The primary modifications donated by the French military are security features such as delivery status notification, allowing emails to be marked urgent and increasing the options for signing and securing emails. An email can be signed, then encrypted and then signed once more for added security.

“These changes allow them to know for sure when messages have been read, which is critical in a command-and-control organization,” said David Ascher, chief executive of Mozilla Messaging, in an interview with the financial wire service Reuters.

The French military released their own version of Mozilla Thunderbird, called Milimail, in July 2007. It was later renamed Trustedbird and is now co-branded with Mozilla.

For the French military, using Thunderbird is now mandatory, although in some cases exceptions are possible.

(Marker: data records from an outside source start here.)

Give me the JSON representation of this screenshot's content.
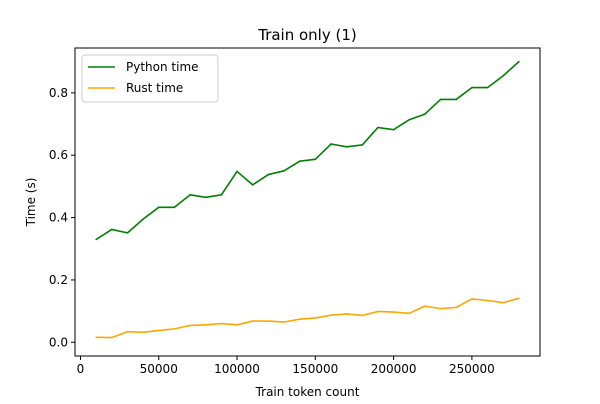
{
  "chart_data": {
    "type": "line",
    "title": "Train only (1)",
    "xlabel": "Train token count",
    "ylabel": "Time (s)",
    "xlim": [
      -3500,
      293500
    ],
    "ylim": [
      -0.044,
      0.944
    ],
    "x_ticks": [
      0,
      50000,
      100000,
      150000,
      200000,
      250000
    ],
    "x_tick_labels": [
      "0",
      "50000",
      "100000",
      "150000",
      "200000",
      "250000"
    ],
    "y_ticks": [
      0.0,
      0.2,
      0.4,
      0.6,
      0.8
    ],
    "y_tick_labels": [
      "0.0",
      "0.2",
      "0.4",
      "0.6",
      "0.8"
    ],
    "grid": false,
    "legend_position": "top-left",
    "x": [
      10000,
      20000,
      30000,
      40000,
      50000,
      60000,
      70000,
      80000,
      90000,
      100000,
      110000,
      120000,
      130000,
      140000,
      150000,
      160000,
      170000,
      180000,
      190000,
      200000,
      210000,
      220000,
      230000,
      240000,
      250000,
      260000,
      270000,
      280000
    ],
    "series": [
      {
        "name": "Python time",
        "color": "#008000",
        "values": [
          0.33,
          0.362,
          0.351,
          0.395,
          0.433,
          0.433,
          0.473,
          0.465,
          0.473,
          0.548,
          0.505,
          0.538,
          0.55,
          0.581,
          0.587,
          0.636,
          0.627,
          0.633,
          0.689,
          0.682,
          0.714,
          0.732,
          0.779,
          0.779,
          0.817,
          0.817,
          0.855,
          0.9
        ]
      },
      {
        "name": "Rust time",
        "color": "#FFA500",
        "values": [
          0.016,
          0.015,
          0.034,
          0.032,
          0.038,
          0.043,
          0.054,
          0.056,
          0.06,
          0.056,
          0.068,
          0.068,
          0.065,
          0.074,
          0.078,
          0.087,
          0.091,
          0.086,
          0.099,
          0.097,
          0.093,
          0.116,
          0.108,
          0.112,
          0.139,
          0.134,
          0.127,
          0.141
        ]
      }
    ]
  }
}
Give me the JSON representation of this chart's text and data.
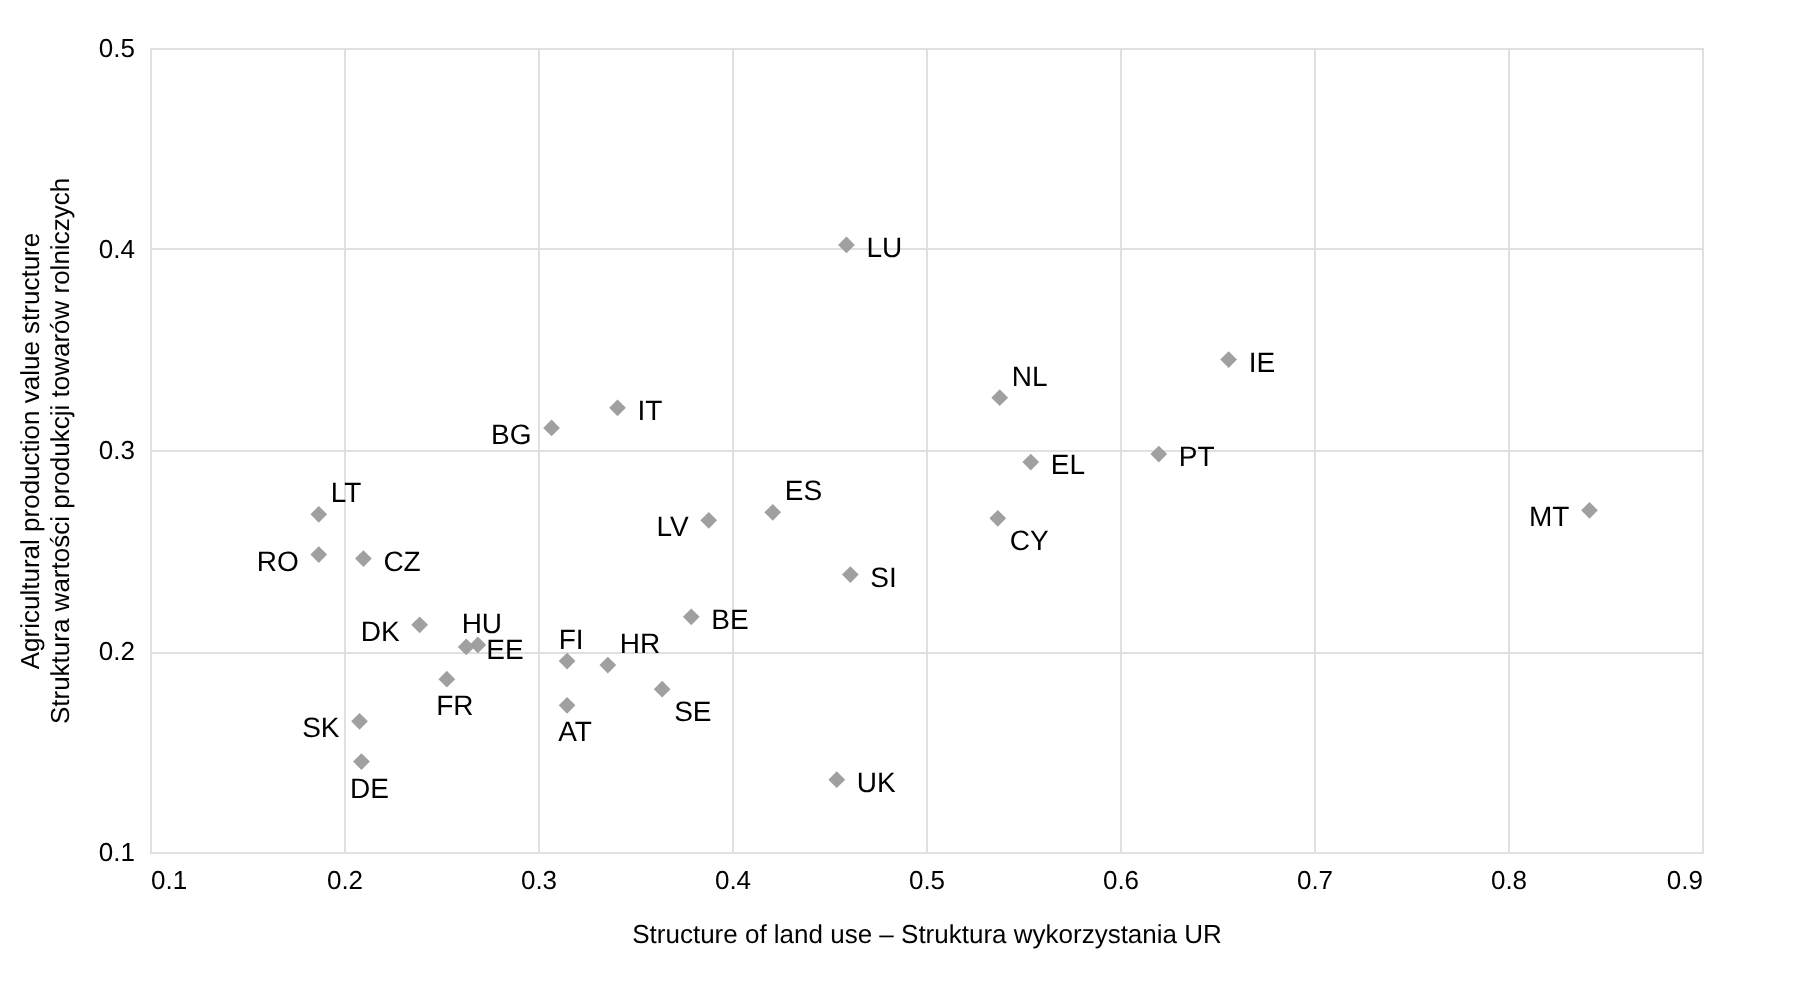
{
  "chart_data": {
    "type": "scatter",
    "xlabel": "Structure of land use – Struktura wykorzystania UR",
    "ylabel": "Agricultural production value structure\nStruktura wartości produkcji towarów rolniczych",
    "x": [
      0.307,
      0.341,
      0.187,
      0.187,
      0.21,
      0.239,
      0.269,
      0.263,
      0.253,
      0.208,
      0.209,
      0.315,
      0.315,
      0.336,
      0.364,
      0.388,
      0.379,
      0.459,
      0.538,
      0.554,
      0.62,
      0.421,
      0.537,
      0.461,
      0.454,
      0.656,
      0.842
    ],
    "series": [
      {
        "color": "#a0a0a0",
        "values": [
          0.311,
          0.321,
          0.268,
          0.248,
          0.246,
          0.213,
          0.203,
          0.202,
          0.186,
          0.165,
          0.145,
          0.195,
          0.173,
          0.193,
          0.181,
          0.265,
          0.217,
          0.402,
          0.326,
          0.294,
          0.298,
          0.269,
          0.266,
          0.238,
          0.136,
          0.345,
          0.27
        ]
      }
    ],
    "marker": "diamond",
    "grid": true,
    "xlim": [
      0.1,
      0.9
    ],
    "xticks": [
      0.1,
      0.2,
      0.3,
      0.4,
      0.5,
      0.6,
      0.7,
      0.8,
      0.9
    ],
    "ylim": [
      0.1,
      0.5
    ],
    "yticks": [
      0.1,
      0.2,
      0.3,
      0.4,
      0.5
    ],
    "annotations": [
      {
        "text": "BG",
        "x": 0.307,
        "y": 0.311
      },
      {
        "text": "IT",
        "x": 0.341,
        "y": 0.321
      },
      {
        "text": "LT",
        "x": 0.187,
        "y": 0.268
      },
      {
        "text": "RO",
        "x": 0.187,
        "y": 0.248
      },
      {
        "text": "CZ",
        "x": 0.21,
        "y": 0.246
      },
      {
        "text": "DK",
        "x": 0.239,
        "y": 0.213
      },
      {
        "text": "HU",
        "x": 0.269,
        "y": 0.203
      },
      {
        "text": "EE",
        "x": 0.263,
        "y": 0.202
      },
      {
        "text": "FR",
        "x": 0.253,
        "y": 0.186
      },
      {
        "text": "SK",
        "x": 0.208,
        "y": 0.165
      },
      {
        "text": "DE",
        "x": 0.209,
        "y": 0.145
      },
      {
        "text": "FI",
        "x": 0.315,
        "y": 0.195
      },
      {
        "text": "AT",
        "x": 0.315,
        "y": 0.173
      },
      {
        "text": "HR",
        "x": 0.336,
        "y": 0.193
      },
      {
        "text": "SE",
        "x": 0.364,
        "y": 0.181
      },
      {
        "text": "LV",
        "x": 0.388,
        "y": 0.265
      },
      {
        "text": "BE",
        "x": 0.379,
        "y": 0.217
      },
      {
        "text": "LU",
        "x": 0.459,
        "y": 0.402
      },
      {
        "text": "NL",
        "x": 0.538,
        "y": 0.326
      },
      {
        "text": "EL",
        "x": 0.554,
        "y": 0.294
      },
      {
        "text": "PT",
        "x": 0.62,
        "y": 0.298
      },
      {
        "text": "ES",
        "x": 0.421,
        "y": 0.269
      },
      {
        "text": "CY",
        "x": 0.537,
        "y": 0.266
      },
      {
        "text": "SI",
        "x": 0.461,
        "y": 0.238
      },
      {
        "text": "UK",
        "x": 0.454,
        "y": 0.136
      },
      {
        "text": "IE",
        "x": 0.656,
        "y": 0.345
      },
      {
        "text": "MT",
        "x": 0.842,
        "y": 0.27
      }
    ]
  }
}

Thunderbird is now installed on 80,000 French military desktop computers. “We started with one military project, the Gendarmerie Nationale, but quickly generalised it,” Lieutenant-Colonel Frederic Suel of the Ministry of Defense and one of those in charge of the project told Reuters. Non-military departments of the ministry of Defense quickly showed interest, which in turn led to more features being added.

Other ministries and departments have followed the military. Mozilla Thunderbird is now also used by the ministries of Finance, the Interior Ministry and the Ministry of Culture.

The next version of Trustedbird will be released in 2010. Trustedbird is release under three free software licences, the Mozilla public licence, the GNU public licence and the less Gnu public licence. This means the code developed by the military is made available to the free software community.